Çok zaman yayın kurulumuz heyecanlı tartışmalara sahne olur. Sonuçta dertli insanlarız, eh serde gençlik de var; memleket ve evladına dair mevzular kanımızı hemen kaynatıverir. Genelde bu tür toplantılarda kapak konularımızı belirleriz. Biliriz ki bizi heyecanlandıran okuyucumuzu, okuyucumuzu heyecanlandıran bizi heyecanlandırır.

Geçen ayki toplantılardan birisinde “Sen onu satın alabilirsin, ama o sana sahip olacak” şeklindeki reklam sözü kanımızı kaynatmaya yetti. Yine seslerimiz yükseldi, heyecanlandık. Sonuçta hepimiz, her kapak konusunda olduğu gibi ittifakla “işte bu kapak olur” dedik.

Yaşadığımız zamanlarda itibar tüketimle doğru orantılı. Tükettiğimiz kadar fark ediliyor, tükettiğimiz kadar kaale alınıyoruz.  İnsanlar sahip oldukları metalarla kıymet kazanıyorlar. Bunun da fena halde farkında oldukları için zamanla sahiplikleri ile övündükleri metaların kölesi haline geliyorlar. Sahiplik tutsaklık anlamına geliyor yani. Acı ama gerçek.

Dosya konumuzda “Sahip Oldukların Sahibin Olmasın” derken aslında bir özgürlük çağrısı yapıyoruz. Lat ve Menat’ı tarihin tozlu raflarında aramaya gerek yok. Sahip olalım diye uğraştığımız, itibar ve kıymeti sahipliklerinde aradığımız metalar çağdaş putlar olarak tepe üstü yıkılmayı bekliyor. Bunu fark edebilmek tüketime ilişkin algılarımızı değiştirmek anlamına gelecek. Bu tür bir olumlu adımın tevhide farklı bir kapı açacağından hiç şüphemiz yok.   

Yeni yayın döneminde yeni halimiz ve eskimeyen ümitlerimizle karşınızdayız. Beşinci senemize başlarken yeni yaşımızın hayırlara vesile olmasını niyaz ediyoruz. Hep adımız gibi kalalım, adımız gibi kalanlarla buluşalım ve onlarla iki dünyada da ayrılmayalım diye dua ediyoruz.  Yeni dönemde daha sade ve asil bir görünüm kazandığımızı düşünüyoruz. Umarız beğenirsiniz.

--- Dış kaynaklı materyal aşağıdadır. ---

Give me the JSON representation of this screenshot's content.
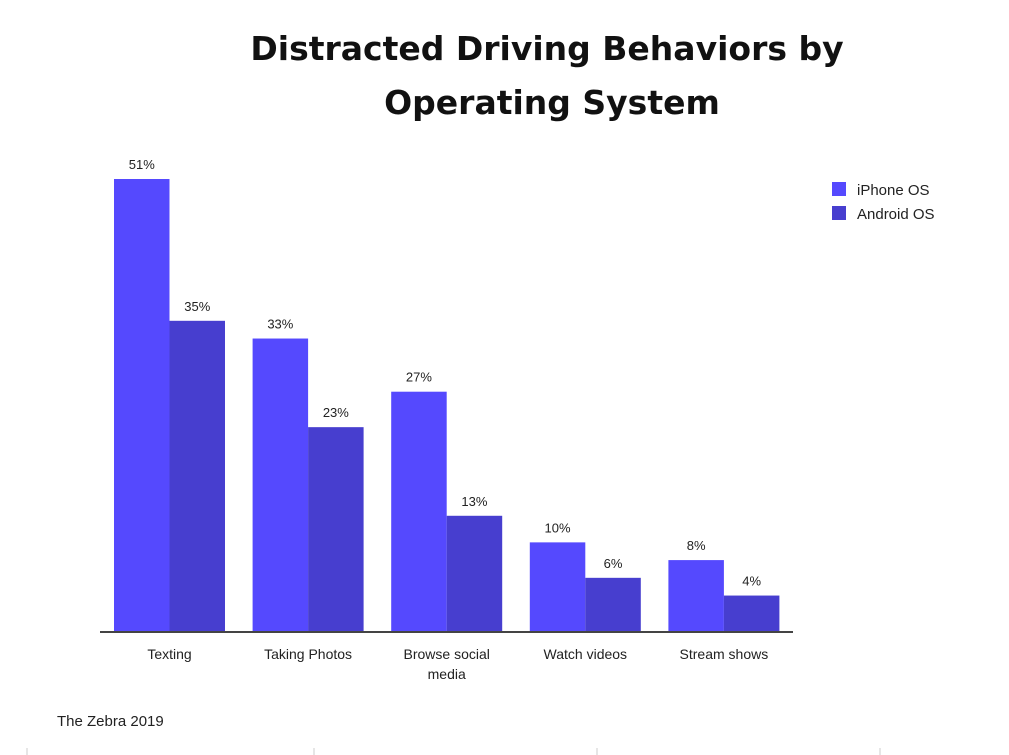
{
  "chart_data": {
    "type": "bar",
    "title_lines": [
      "Distracted Driving Behaviors by",
      "Operating System"
    ],
    "categories": [
      [
        "Texting"
      ],
      [
        "Taking Photos"
      ],
      [
        "Browse social",
        "media"
      ],
      [
        "Watch videos"
      ],
      [
        "Stream shows"
      ]
    ],
    "series": [
      {
        "name": "iPhone OS",
        "color": "#5549FE",
        "values": [
          51,
          33,
          27,
          10,
          8
        ]
      },
      {
        "name": "Android OS",
        "color": "#473ECF",
        "values": [
          35,
          23,
          13,
          6,
          4
        ]
      }
    ],
    "value_suffix": "%",
    "ylim": [
      0,
      51
    ],
    "grid": false,
    "legend": "top-right",
    "source": "The Zebra 2019"
  }
}
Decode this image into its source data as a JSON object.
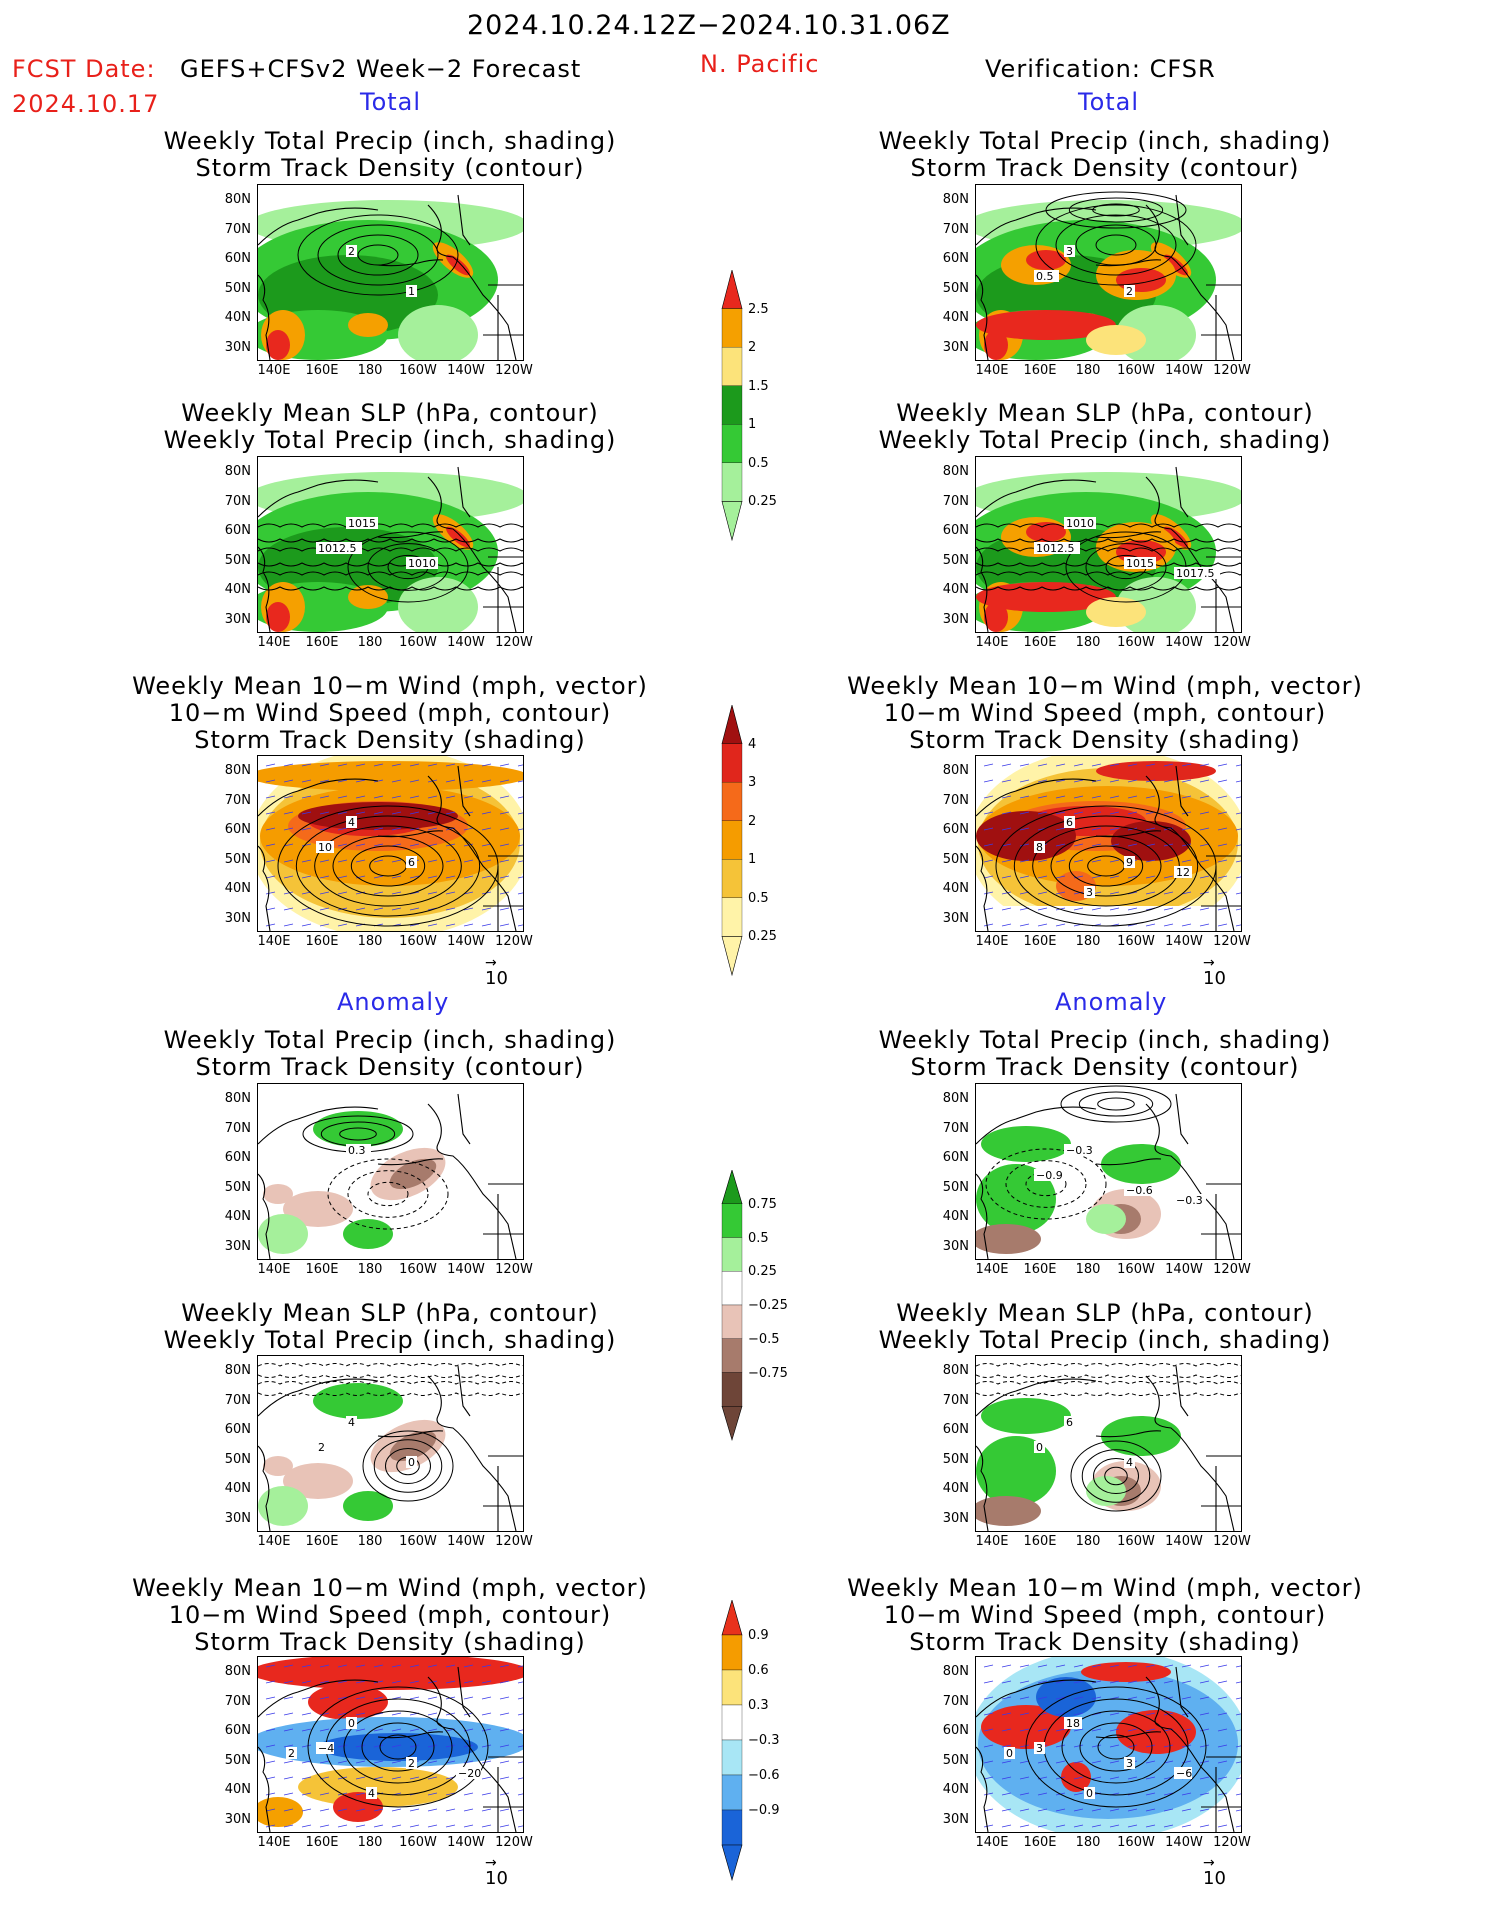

Taha Kılınç ve Mesut Kaya yeni dönemde bizimle olamayacaklar. Kendilerine bugüne kadar yapmış oldukları katkılardan ötürü teşekkür ediyoruz. Âdem Ergül ağabeyimiz ise bir süredir ara verdiği yazılarına Kur’an Kültürü köşesi ile yeniden başlıyor.

Yeni dönemde abone olanlara verdiğimiz hediye kitabımızı çok beğeneceğinizi ümit ediyoruz. “Hakka Adanmış Gençlik” sadece bizim için değil GENÇ kalmak isteyen herkes için önemli bir kitap. Bugüne kadar GENÇ olarak hedeflediğimiz kıvamın ve ufkun derlenip toparlandığı bu kitaptan çok istifade edeceğinizi ümit ediyoruz.

Yeni dönem yeni seferler ve dostlar demek. Bu biraz da GENÇ ailesinin gayretine, hepimizin çabasına bağlı. Dergimiz derdimiz, derdimiz dergimizdir. Bir kişinin daha dertlenmesine vesile olabilirsek ne mutlu…

Gelecek sayıda buluşmak ümidiyle Allah’a emanet olunuz.


Mehmet Lütfi Arslan'ın Yazısı.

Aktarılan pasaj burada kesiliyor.